The human brain is a powerful organ, but it can’t do too many things at once. One of the leading theories about pain and vocalization holds that the parts of the brain we use for experiencing pain and the parts we use for mouth sounds overlap and we can’t do both simultaneously.
In other words, as long as you’re shouting, you may not be feeling pain. This is called “gate control theory,” and it’s a popular new concept in pain management.
The old-school conception of pain was a pretty simple one, like something you’d see in a cartoon in an elementary school textbook. You bonk your thumb with a hammer and a lightning bolt nerve rockets to your spine and then to your brain where it registers as painful.

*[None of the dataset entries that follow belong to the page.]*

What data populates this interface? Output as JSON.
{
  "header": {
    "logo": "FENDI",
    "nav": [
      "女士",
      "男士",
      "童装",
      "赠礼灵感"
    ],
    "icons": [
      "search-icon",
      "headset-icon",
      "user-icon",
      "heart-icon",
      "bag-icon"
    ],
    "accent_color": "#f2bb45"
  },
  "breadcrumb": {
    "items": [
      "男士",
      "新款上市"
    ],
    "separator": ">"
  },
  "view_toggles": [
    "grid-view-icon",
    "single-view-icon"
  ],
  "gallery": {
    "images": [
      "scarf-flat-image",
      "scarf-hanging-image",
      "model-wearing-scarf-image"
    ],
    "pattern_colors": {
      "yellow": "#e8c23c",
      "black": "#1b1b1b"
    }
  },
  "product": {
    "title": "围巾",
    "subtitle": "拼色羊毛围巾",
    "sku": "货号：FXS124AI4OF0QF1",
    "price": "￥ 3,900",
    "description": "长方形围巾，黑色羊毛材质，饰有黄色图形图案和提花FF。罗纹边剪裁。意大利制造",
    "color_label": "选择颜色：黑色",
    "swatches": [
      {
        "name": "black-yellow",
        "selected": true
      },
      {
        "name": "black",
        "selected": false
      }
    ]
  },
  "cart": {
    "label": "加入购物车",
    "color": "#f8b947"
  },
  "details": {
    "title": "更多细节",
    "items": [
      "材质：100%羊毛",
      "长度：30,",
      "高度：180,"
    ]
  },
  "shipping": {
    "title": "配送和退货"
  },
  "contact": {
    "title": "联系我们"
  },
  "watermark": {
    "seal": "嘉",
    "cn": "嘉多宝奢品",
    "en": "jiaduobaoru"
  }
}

Gate control posits a system of pain more complex than that. Impulses proceed to the spine normally, but once there they encounter a system of “gates” that can stop or weaken those signals before they reach the brain. Many different kinds of physical stimuli — from massage and acupuncture to the application of heat or cold — can help “close” these gates, restricting how much pain reaches our brains.
Some doctors also believe that signals coming from the brain can close them off involuntarily, as in the case of hypnosis-based pain management. Even though you can’t consciously open and close the pain gates, your nervous system has its own ways of throttling the amount you feel. When you scream or curse, it could help close some of those gates, blocking pain impulses from passing through to the brain where they’re translated into feeling. Screaming might be one of the ways the brain signals the body to shut down the transmission of pain. Science is still figuring out exactly how this stuff works, but you can see it’s fascinating.